Sql has never been good at handling dynamic columns — it can easily process tables with a fixed number of columns, but dynamic column handling has always been a challenge. (Dynamic columns are often used to implement user-defined fields.) One approach has been to define columns for every possible value that might be stored in a row; this leads to sparse tables containing mostly null values. Because Postgres stores null values in a single bit, there is little overhead to this approach. However, it is hard to call these dynamic columns since every new column requires an alter table ... add column command.

Another approach is to use entity/attribute/value layout, where each value is stored in its own row. This obviously increases storage requirements, has performance challenges, and adds complexity to sql queries.

Fortunately, Postgres has various options to efficiently handle dynamic columns. The simplest solution is arrays which allow multiple values of the same data type to be stored in a single field.
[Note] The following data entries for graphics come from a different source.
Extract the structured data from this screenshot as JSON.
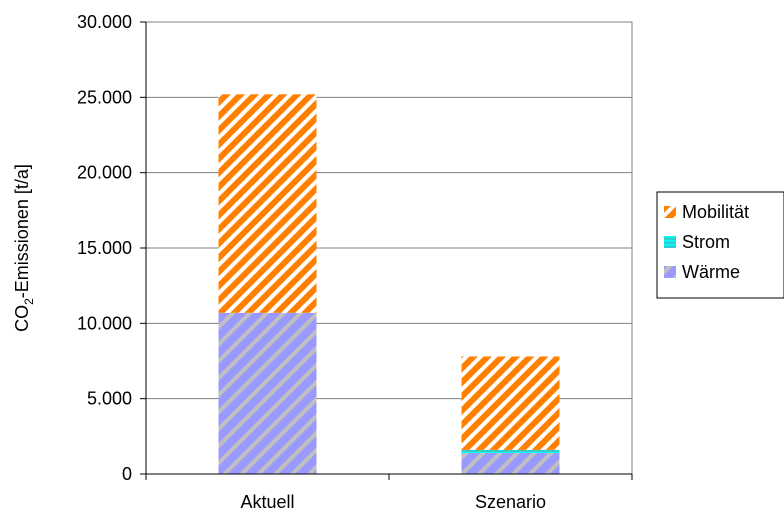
{
  "chart_data": {
    "type": "bar",
    "stacked": true,
    "categories": [
      "Aktuell",
      "Szenario"
    ],
    "series": [
      {
        "name": "Wärme",
        "values": [
          10700,
          1400
        ],
        "color": "#9999ff",
        "pattern": "hatch-grey"
      },
      {
        "name": "Strom",
        "values": [
          0,
          200
        ],
        "color": "#33cccc",
        "pattern": "horizontal"
      },
      {
        "name": "Mobilität",
        "values": [
          14500,
          6200
        ],
        "color": "#ff8000",
        "pattern": "hatch-white"
      }
    ],
    "ylim": [
      0,
      30000
    ],
    "yticks": [
      0,
      5000,
      10000,
      15000,
      20000,
      25000,
      30000
    ],
    "ytick_labels": [
      "0",
      "5.000",
      "10.000",
      "15.000",
      "20.000",
      "25.000",
      "30.000"
    ],
    "ylabel_main": "CO",
    "ylabel_sub": "2",
    "ylabel_rest": "-Emissionen [t/a]",
    "grid": true,
    "legend_position": "right",
    "legend_order": [
      "Mobilität",
      "Strom",
      "Wärme"
    ]
  }
}
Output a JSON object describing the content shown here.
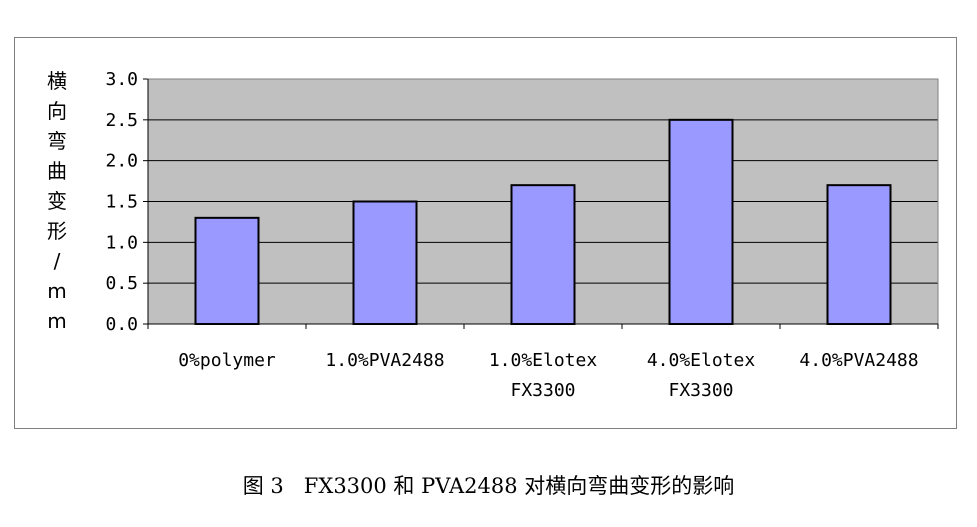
{
  "chart_data": {
    "type": "bar",
    "categories": [
      "0%polymer",
      "1.0%PVA2488",
      "1.0%Elotex FX3300",
      "4.0%Elotex FX3300",
      "4.0%PVA2488"
    ],
    "category_lines": [
      [
        "0%polymer"
      ],
      [
        "1.0%PVA2488"
      ],
      [
        "1.0%Elotex",
        "FX3300"
      ],
      [
        "4.0%Elotex",
        "FX3300"
      ],
      [
        "4.0%PVA2488"
      ]
    ],
    "values": [
      1.3,
      1.5,
      1.7,
      2.5,
      1.7
    ],
    "ylabel": "横向弯曲变形/mm",
    "ylim": [
      0,
      3.0
    ],
    "yticks": [
      "0.0",
      "0.5",
      "1.0",
      "1.5",
      "2.0",
      "2.5",
      "3.0"
    ],
    "grid": true,
    "legend": "none",
    "colors": {
      "bar": "#9999ff",
      "plot_background": "#c0c0c0",
      "bar_edge": "#000000",
      "gridline": "#000000"
    }
  },
  "caption": "图 3   FX3300 和 PVA2488 对横向弯曲变形的影响"
}
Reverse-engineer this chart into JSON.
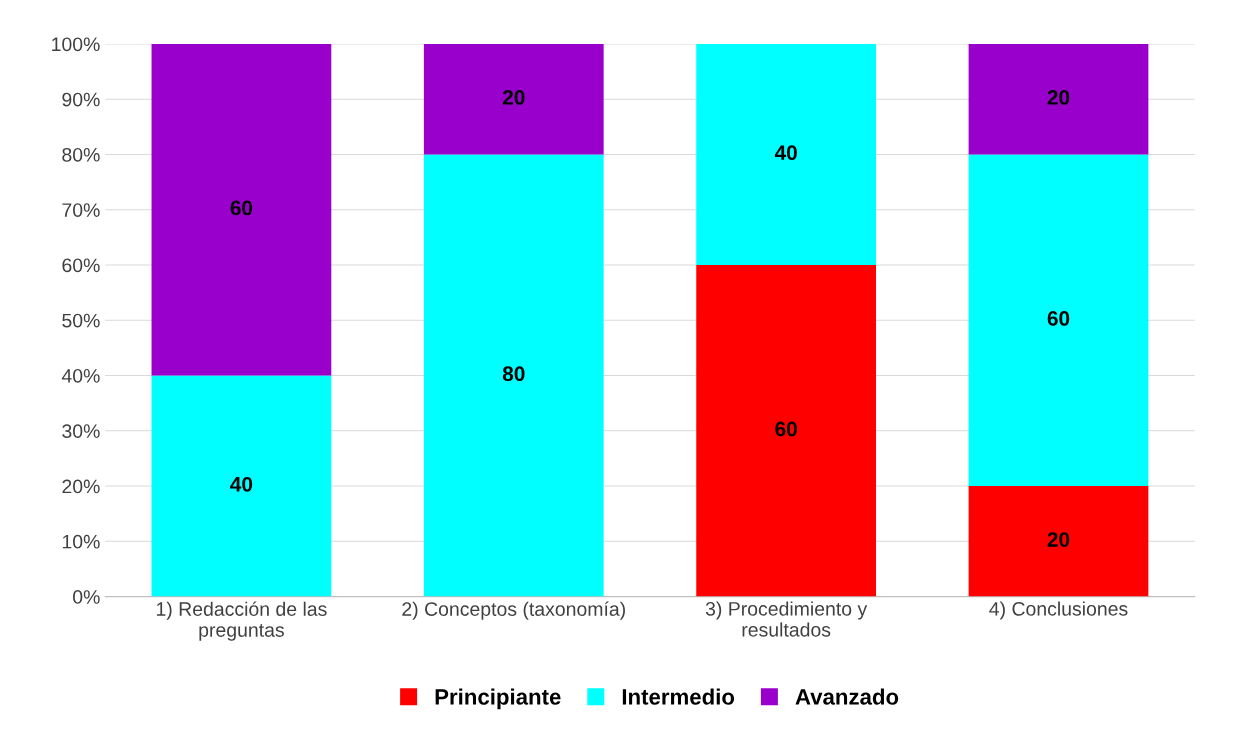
{
  "chart_data": {
    "type": "bar",
    "stacked": true,
    "categories": [
      "1) Redacción de las\npreguntas",
      "2) Conceptos (taxonomía)",
      "3) Procedimiento y\nresultados",
      "4) Conclusiones"
    ],
    "series": [
      {
        "name": "Principiante",
        "color": "#ff0000",
        "values": [
          0,
          0,
          60,
          20
        ],
        "value_labels": [
          null,
          null,
          "60",
          "20"
        ]
      },
      {
        "name": "Intermedio",
        "color": "#00ffff",
        "values": [
          40,
          80,
          40,
          60
        ],
        "value_labels": [
          "40",
          "80",
          "40",
          "60"
        ]
      },
      {
        "name": "Avanzado",
        "color": "#9900cc",
        "values": [
          60,
          20,
          0,
          20
        ],
        "value_labels": [
          "60",
          "20",
          null,
          "20"
        ]
      }
    ],
    "ylim": [
      0,
      100
    ],
    "yticks": [
      {
        "value": 0,
        "label": "0%"
      },
      {
        "value": 10,
        "label": "10%"
      },
      {
        "value": 20,
        "label": "20%"
      },
      {
        "value": 30,
        "label": "30%"
      },
      {
        "value": 40,
        "label": "40%"
      },
      {
        "value": 50,
        "label": "50%"
      },
      {
        "value": 60,
        "label": "60%"
      },
      {
        "value": 70,
        "label": "70%"
      },
      {
        "value": 80,
        "label": "80%"
      },
      {
        "value": 90,
        "label": "90%"
      },
      {
        "value": 100,
        "label": "100%"
      }
    ],
    "grid": "y",
    "legend": "bottom"
  }
}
This assumes that the values are independent, or that their ordinal position in the array is sufficiently meaningful.

A more complex approach is to associate a key with each value. (Values internally are strings, rather than bound to a specific data type.) Hstore is a very popular key/value store for Postgres, and has index lookup support for arbitrary key/value pairs. (It does not allow hierarchical storage, i.e. key/values inside a key).

Xml and more recently json allow hierarchical storage and more naturally match client application languages. Unfortunately, none of the Postgres native index types understand the structure of json or xml data. (Json and xml documents are stored internally as single text strings.) To index json, it is necessary to create an expression index on a plv8 function (which understands json). Andrew Dunstan has a good blog entry using a plv8 function (jmember) to index specific json keys. Postgres 9.3 will add functions (blog, blog, blog, blog) to access json values directly — this will eliminate the need to use plv8 in simple cases.

For arbitrary json key lookups, it is possible to use a Postgres full text search index to filter out most non-matching rows and use a json-aware function to compare the remaining rows — this avoids the requirement of creating an index per lookup key.

Xml has similar capabilities to json — it can store hierarchical data, and can use full text search to filter matching rows. While many server-side languages understand xml, e.g. PL/Java, PL/Perl, most people use the built-in Postgres xml functions in expression indexes.

As you can see, Postgres offers a variety of options to store dynamic columns while maintaining a fixed-column table format that is easily accessed via sql — this gives you the best of both worlds when storing dynamic data.